As an already embattled Department of Labor continues to craft a major revision to the fiduciary standard that governs the sale of retirement products in accounts covered by ERISA, some lawmakers on both sides of the aisle are trying to prevent the imposition of federal regulation that they feel does more harm than good.
The Department of Labor’s Employment Benefits Security Administration (EBSA) has been under fire from the industry since last October, when it proposed Title 29, ?2510.3-21, Definition of “Fiduciary,” which would regard the advice given by retirement advisers and broker-dealers as having the same fiduciary responsibility as other investment advice. It would be the first major revision of the fiduciary standard in the sale of investment products since ERISA was enacted in 1974.
For example, at a recent House hearing, Ken Bentsen, executive vice president for public policy and advocacy for SIFMA–the Securities Industry Financial Markets Association–said that the only reason EBSA wants to change the rule is “in order to make it easier for the DOL to sue service providers.”
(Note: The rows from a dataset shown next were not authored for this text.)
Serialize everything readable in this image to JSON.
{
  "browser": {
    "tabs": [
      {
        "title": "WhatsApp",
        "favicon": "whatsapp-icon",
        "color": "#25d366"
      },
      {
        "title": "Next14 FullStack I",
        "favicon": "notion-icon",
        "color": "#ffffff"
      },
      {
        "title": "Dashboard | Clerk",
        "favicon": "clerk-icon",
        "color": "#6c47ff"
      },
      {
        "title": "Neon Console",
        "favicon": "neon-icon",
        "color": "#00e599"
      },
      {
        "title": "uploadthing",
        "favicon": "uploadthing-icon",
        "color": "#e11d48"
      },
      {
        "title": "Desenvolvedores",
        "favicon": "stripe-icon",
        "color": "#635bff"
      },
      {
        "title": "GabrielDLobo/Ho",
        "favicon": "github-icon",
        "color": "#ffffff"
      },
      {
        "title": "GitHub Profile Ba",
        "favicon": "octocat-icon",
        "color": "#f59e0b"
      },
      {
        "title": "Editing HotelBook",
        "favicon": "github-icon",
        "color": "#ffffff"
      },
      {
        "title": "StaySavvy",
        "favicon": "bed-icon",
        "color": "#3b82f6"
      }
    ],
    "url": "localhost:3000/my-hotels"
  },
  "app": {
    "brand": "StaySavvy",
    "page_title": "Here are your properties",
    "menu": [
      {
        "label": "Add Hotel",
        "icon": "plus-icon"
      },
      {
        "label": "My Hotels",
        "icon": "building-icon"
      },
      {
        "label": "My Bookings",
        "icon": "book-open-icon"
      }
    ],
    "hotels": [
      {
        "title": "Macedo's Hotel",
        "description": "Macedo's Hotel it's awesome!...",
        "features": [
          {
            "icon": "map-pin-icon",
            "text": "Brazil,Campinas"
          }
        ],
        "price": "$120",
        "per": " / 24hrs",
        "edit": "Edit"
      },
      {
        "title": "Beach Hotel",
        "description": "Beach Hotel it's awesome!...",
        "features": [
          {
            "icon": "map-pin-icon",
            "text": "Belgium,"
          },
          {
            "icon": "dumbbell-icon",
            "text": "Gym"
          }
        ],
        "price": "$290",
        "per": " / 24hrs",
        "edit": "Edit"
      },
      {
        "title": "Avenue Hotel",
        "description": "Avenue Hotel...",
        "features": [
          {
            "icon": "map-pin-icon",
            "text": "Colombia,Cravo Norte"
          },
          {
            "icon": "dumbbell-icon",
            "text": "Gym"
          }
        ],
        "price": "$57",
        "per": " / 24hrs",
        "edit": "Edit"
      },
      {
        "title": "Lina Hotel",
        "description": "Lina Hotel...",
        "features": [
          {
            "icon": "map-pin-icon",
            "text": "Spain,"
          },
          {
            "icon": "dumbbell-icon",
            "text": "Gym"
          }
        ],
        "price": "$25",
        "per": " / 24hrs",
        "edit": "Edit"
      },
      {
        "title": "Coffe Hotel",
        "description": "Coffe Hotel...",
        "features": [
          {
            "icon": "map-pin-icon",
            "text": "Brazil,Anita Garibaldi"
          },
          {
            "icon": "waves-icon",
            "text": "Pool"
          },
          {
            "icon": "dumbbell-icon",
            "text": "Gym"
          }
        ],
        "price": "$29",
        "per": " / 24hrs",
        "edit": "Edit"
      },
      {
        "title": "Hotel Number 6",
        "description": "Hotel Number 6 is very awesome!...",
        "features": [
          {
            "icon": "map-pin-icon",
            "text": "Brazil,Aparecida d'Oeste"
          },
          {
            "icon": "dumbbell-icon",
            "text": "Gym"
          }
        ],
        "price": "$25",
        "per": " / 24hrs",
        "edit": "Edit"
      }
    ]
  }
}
In another comment at the hearing, Kent Mason, a lawyer at Davis & Harman, LLP, Washington, D.C., noted the rule’s impact on small companies, such as insurance agencies, for whom the sale of retirement products is a core component of their business.
He argued that the DOL “is unable to estimate the number of small service providers that would be affected by the proposal.”
Moreover, he said, the DOL also “is unable to estimate the increased business costs small entities would incur if they were determined to be fiduciaries under the proposal.”
The momentum in opposition has grown in recent weeks as members of Congress–both Republican and Democrat–have joined the call for having the rule withdrawn and rewritten.
Moreover, a recent court decision has emboldened the industry to make its point even louder that the rule should be withdrawn.
On July 22nd, a decision by a panel of the U.S. Court of Appeals for the D.C. Circuit struck down a Securities and Exchange Commission rule granting outside investors proxy access rights.
The decision, by Judge Douglas Ginsburg, said that the agency had failed to consider the economic impact of the rule.
“We … hold the Commission acted arbitrarily and capriciously for having failed once again–as it did most recently in American Equity Investment Life Insurance Company v. SEC, and before that in Chamber of Commerce, adequately to assess the economic effects of a new rule,” the court said.
“Here the Commission inconsistently and opportunistically framed the costs and benefits of the rule; failed adequately to quantify the certain costs or to explain why those costs could not be quantified; neglected to support its predictive judgments; contradicted itself; and failed to respond to substantial problems raised by commenters,” the court said.
Unlike the Securities and Exchange Commission, which has in the past ventured into areas where angels fear to tread, the DOL is quietly slowing the pace.
In comments two days before the decision came out, on July 20, Phyllis Borzi, EBSA administrator, said a final regulation will likely emerge in 2012 as the agency prepares a more detailed economic analysis and continues to review comments to address industry concerns that the rule will be too costly to implement and enforce.
At a recent House hearing, Borzi defended the decision to propose the new regulation. She said the old one was “outdated,” noting that, “too frequently [it] allows advisers to avoid responsibility for ill-considered recommendations and those involving financial conflicts of interest and self-dealing.”
Moreover, Borzi said that current business practices have focused on building a trust relationship with the client. Under the current rule, however, advisers are not fiduciaries if they claim that they did not understand that their advice would serve as a primary basis for the investment decision. Likewise, an adviser is not a fiduciary if the advice was given just once instead of on a regular basis.
At the House hearing, Rep. Phil Roe, R-Tenn., chairman of the Subcommittee on Health, Employment, Labor and Pensions of the House Committee on Education and the Workforce, said that, “While we support looking at ways to enhance this important definition, the current proposal is an ill-conceived expansion of the fiduciary standard.”